Juxian Wu
School of Industrial Technology, Universiti Sains Malaysia, 11800 Minden, Penang, Malaysia, Guangdong Vocational College of Science and Trade, No. 36 Zhongsu Road, Qingyuan, Guangdong Province, China.Email: jooshun@usm.my
Joo Shun Tan
School of Industrial Technology, Universiti Sains Malaysia, 11800 Minden, Penang, Malaysia.Email: jooshun@usm.my
Ruyi Wang
Guangdong Food and Drug Vocational College, ChinaEmail: jooshun@usm.my
Huiqing Liu
Guangdong Vocational College of Science and Trade, No. 36 Zhongsu Road, Qingyuan, Guangdong Province, ChinaEmail: jooshun@usm.my
Jieqiong Yan
Guangdong Medical University, ChinaEmail: jooshun@usm.my
Jiale Tan
Guangdong Medical University, ChinaEmail: jooshun@usm.my
Abstract:
Chongchai is a popular beverage in China, enjoyed by people all over the country. Recent studies indicate that Chongcha has a refreshing impact on the body and offers numerous advantages for one's well-being. This study sought to conduct a preliminary investigation into the antibacterial properties of Liubao Chongcha and Liubao tea aqueous extract. The goal was to assess their effectiveness against common pathogenic bacteria by determining the minimum bactericidal concentration and the minimum inhibitory concentration. The test microorganisms utilised in the study included Staphylococcus aureus, Bacillus subtilis, Escherichia coli, and Pseudomonas aeruginosa. The Kirby-Bauer disc diffusion method was used to confirm the inhibitory effect of water extracts from Chongcha and Liubao black tea on the studied strains.
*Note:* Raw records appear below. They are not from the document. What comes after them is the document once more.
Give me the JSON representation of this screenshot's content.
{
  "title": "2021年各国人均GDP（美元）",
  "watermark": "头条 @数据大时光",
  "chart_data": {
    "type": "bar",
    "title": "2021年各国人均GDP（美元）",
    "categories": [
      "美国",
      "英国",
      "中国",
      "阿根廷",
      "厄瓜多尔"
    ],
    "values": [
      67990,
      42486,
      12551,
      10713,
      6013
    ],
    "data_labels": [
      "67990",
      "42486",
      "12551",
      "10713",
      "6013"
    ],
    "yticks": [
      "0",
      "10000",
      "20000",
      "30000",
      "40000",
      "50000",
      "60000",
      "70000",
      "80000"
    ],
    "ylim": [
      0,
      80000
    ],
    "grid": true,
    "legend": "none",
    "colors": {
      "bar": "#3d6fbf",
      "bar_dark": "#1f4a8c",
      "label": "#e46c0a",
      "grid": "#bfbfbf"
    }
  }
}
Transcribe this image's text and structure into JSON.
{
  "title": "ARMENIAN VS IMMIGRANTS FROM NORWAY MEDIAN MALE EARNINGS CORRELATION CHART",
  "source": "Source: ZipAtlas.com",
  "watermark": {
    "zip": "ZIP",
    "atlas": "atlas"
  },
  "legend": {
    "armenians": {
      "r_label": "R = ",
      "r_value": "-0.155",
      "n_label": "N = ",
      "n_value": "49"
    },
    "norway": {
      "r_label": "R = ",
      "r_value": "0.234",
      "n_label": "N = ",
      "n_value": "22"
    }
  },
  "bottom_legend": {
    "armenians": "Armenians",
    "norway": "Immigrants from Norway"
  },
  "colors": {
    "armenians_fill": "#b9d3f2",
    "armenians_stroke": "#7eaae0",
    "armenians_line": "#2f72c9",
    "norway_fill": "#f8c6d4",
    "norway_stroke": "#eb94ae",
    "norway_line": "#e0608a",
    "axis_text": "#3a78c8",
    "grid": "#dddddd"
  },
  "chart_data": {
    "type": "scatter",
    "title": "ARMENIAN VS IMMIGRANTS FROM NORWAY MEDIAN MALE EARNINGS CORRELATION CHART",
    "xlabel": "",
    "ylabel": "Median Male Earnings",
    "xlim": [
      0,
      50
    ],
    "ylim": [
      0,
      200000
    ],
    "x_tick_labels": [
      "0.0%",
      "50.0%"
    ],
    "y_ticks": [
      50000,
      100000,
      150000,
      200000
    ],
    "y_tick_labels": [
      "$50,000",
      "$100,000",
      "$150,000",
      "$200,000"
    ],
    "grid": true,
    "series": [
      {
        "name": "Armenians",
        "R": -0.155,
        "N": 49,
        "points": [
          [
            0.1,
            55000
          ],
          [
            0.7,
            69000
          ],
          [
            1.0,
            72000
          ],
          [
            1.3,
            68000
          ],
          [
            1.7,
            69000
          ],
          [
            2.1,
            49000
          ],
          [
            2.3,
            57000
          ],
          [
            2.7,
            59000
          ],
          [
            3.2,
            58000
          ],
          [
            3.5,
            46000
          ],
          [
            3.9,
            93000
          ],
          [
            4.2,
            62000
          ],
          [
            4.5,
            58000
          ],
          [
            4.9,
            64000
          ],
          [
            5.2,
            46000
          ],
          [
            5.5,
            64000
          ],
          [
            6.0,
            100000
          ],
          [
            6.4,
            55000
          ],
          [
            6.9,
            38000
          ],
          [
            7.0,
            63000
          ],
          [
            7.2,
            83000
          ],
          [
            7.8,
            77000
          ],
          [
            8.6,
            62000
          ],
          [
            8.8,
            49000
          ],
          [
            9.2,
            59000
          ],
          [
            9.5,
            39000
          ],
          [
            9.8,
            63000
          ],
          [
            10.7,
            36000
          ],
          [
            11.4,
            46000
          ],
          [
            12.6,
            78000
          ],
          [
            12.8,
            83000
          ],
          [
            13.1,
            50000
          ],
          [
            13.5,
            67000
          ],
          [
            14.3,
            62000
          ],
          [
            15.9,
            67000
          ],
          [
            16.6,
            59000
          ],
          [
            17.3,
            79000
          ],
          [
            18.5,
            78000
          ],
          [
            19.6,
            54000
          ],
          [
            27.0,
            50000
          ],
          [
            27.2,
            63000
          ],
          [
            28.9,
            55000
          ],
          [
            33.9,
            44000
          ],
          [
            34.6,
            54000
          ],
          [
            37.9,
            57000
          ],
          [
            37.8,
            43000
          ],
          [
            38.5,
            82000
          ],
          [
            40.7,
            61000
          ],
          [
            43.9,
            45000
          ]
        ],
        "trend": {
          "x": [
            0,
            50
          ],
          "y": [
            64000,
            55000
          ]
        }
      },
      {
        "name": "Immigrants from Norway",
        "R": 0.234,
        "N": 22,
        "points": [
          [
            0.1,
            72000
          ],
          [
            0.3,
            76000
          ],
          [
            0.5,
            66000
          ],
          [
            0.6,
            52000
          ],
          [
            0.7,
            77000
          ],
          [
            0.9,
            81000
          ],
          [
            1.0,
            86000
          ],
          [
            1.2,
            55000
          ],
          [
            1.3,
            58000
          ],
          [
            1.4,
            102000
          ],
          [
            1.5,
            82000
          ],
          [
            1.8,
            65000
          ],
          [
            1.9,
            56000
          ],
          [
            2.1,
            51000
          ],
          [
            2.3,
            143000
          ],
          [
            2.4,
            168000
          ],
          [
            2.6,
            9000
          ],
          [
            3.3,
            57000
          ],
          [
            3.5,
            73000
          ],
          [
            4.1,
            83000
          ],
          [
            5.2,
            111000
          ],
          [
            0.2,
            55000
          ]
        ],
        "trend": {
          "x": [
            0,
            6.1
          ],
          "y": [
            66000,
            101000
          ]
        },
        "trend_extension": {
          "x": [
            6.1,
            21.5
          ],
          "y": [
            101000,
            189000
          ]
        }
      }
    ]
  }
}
The Mueller-Hinton broth dilution method was used to determine the minimum inhibitory concentration and minimum bactericidal concentration of the Liubao Chongcha and Liubao tea aqueous extracts against S. aureus. The aqueous extracts of Liubao Chongcha and Liubao tea demonstrated significant inhibitory effects against S. aureus, moderate inhibitory effects against E. coli and P. aeruginosa, and minimal inhibitory effects against B. subtilis. The Chongcha aqueous extract exhibited a minimum bactericidal concentration (MBC) and minimum inhibitory concentration (MIC) of 0.625 mg/ml against S. aureus. Similarly, Liubao black tea water extract had an MBC and MIC of 1.25 mg/ml. The water extracts from Chongcha and Liubao black tea exhibited potent antibacterial activity against Gram-positive bacteria, while showing limited or no inhibitory effects on Gram-negative bacteria.
Keywords:Antibacterial Activity, Chongcha, Extract, Liubao, Minimum Bactericidal Concentration, Minimum Inhibitory Concentration.